After driving some 16 km north-east of Srinagar, past the famous Dal Lake and a few Mughal gardens, you find yourself in the dust-ridden village of Burzahom. It is home to an excavation site which dates back to 3,000 BC. It is the first Neolithic site to be discovered in Jammu and Kashmir.
Excavations here have given scientists and astronomers an opportunity to peep into the minds of people who lived thousands of years ago. It was even nominated for the tag of Unesco World Heritage Site, but with media preoccupied with covering the decades-long conflict, very few people know about it even today.
So much so that even Burzahom locals seem to be innocent of the site’s significance. A shopkeeper we approached for directions said he was surprised to know that such a place exists at all.
After about a quarter-hour search, a man asked if we were not searching for a cricket ground instead. Completely at a loss, we decided to follow his advice and, fortunately enough, reached a place from where we could see the excavation site lying atop a Karewa (plateau-like terrace) like a forgotten family heirloom hidden in the attic.
The site lies on an open expanse of unfenced land. As we walk towards the site, we see the local cattle grazing calmly, and an “N+S” sign etched on a giant rock, embellished by a heart sign scratched into life with a lot of purpose. Some of the other rocks fare even worse.
As we walk ahead and neared one of the ancient pits, the homes of people of those times, we find a teenager rolling himself a joint. Soon his friends would give him company and the historical place would look like a perfect smoking den.
A brief history
Burzahom translates to ‘place of birch’ in Kashmiri. Remains found during the excavations tell of how the birch tree must have been common to this terrain during the Stone Age. People, as pointed earlier, lived in subterranean pits, mostly oval or circular in shape and as deep as four metres, their walls plastered with mud for strength and durability. Signs of ladders and steps leading down to the floor were discovered in deeper pits. With time, they got shallower — the later pits were only about 3-5 cm deep.
In their day-to-day life, the Neolithic people of Burzahom used tools such as harpoons for fishing, needles for sewing, and daggers for hunting. These tools were made of stones and animal bones. During the Neolithic period when a person died, red ochre was smeared on the body before burial. The burial place was marked by a huge rock called a megalith. Some of them can still be seen here. Apart from human burial, animals such as wolves, ibex, deer, and dogs were also buried along with humans.
One more sun?
One of the many intriguing things to see at Burzahom is a stone slab depiction of two hunters taking down a stag while two disks beam in the sky. The engraving depicts a hunting scene, showing an antlered deer being pierced from behind with a hunter’s long spear and an arrow being discharged by another hunter from the front. The slab reveals that hunting was a part of the life of the Neolithic people of Burzahom.
But not just that. The presence of two similar disks, initially thought to be two suns, has piqued the interest of many scientists. Some believe that the twin suns indicate the duration of the hunt. But Mayank Vahia at Tata Institute of Fundamental Research argues that the two objects actually represent the moon and a supernova. When stars die in dazzling explosions (called supernovas), they release signals that emanate throughout the universe for thousands of years, this allows astronomers to trace their timing and coordinates.
Vahia and his associates used this to explain that the second object in the sky depicts Supernova HB9, which exploded around 4,600 BC and would have appeared on earth as a glowing ball, not too dissimilar to the moon. Further, they remark that the hunters and the animals represent constellations such as Orion and Taurus. If the theory is to be believed, it would represent not only the first record of a Supernova, but also the oldest sky-chart ever discovered.
Boring the skull
Between 1960 and 1971, the Archaeological Survey of India carried out extensive excavation at Burzahom. One of the things found was a female skull with multiple holes in it. Cranial surgery, known as trepanning or trepanation, is one of the first-ever surgical practices and is known to have begun in the Neolithic era. It involves drilling a hole in the skull of a living person to cure illnesses such as convulsions, headaches, infections or fractures.
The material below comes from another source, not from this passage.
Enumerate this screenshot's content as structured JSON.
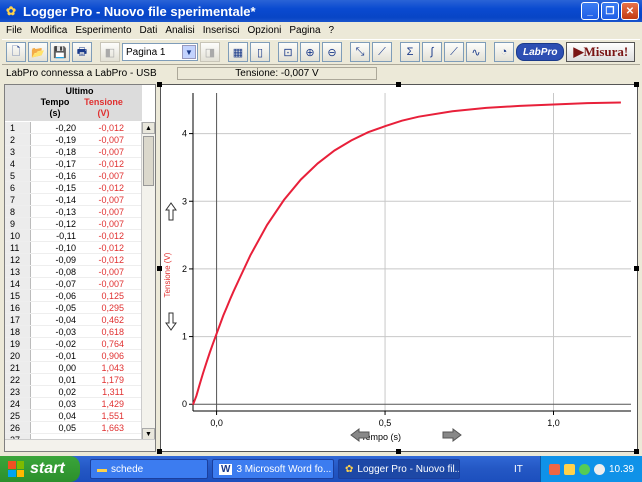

Some scientists believe that the trepanation was done with the sole purpose of taking out round skull pieces for ritual offerings or magical practices, while others insist that it was a clear case of surgery performed for predominantly medical reasons on the woman while she was still alive.
Found and Lost
The artefacts which were all excavated from Burzahom before 1971 were taken to Kolkata for carbon dating. They were never returned to the state of Jammu and Kashmir.
The then chief minister of Jammu and Kashmir, GM Sadiq, had declared that after the return of the artefacts, a museum would be set up right at Burzahom. After about five decades, this declaration is yet to take practical shape. Some years ago, the state’s Ministry of Tourism appealed to the central government that the centuries-old artefacts be retrieved but the request was dropped due to security reasons. These artefacts include some of the oldest Vedic manuscripts in the world, among other invaluable objects of utmost importance.
You take a final look around the archaeological site and decide to leave. As you get up, you notice a team of young boys walking towards the megaliths. One of them is holding a bat, another a ball, and their wickets are already standing there, as old as history.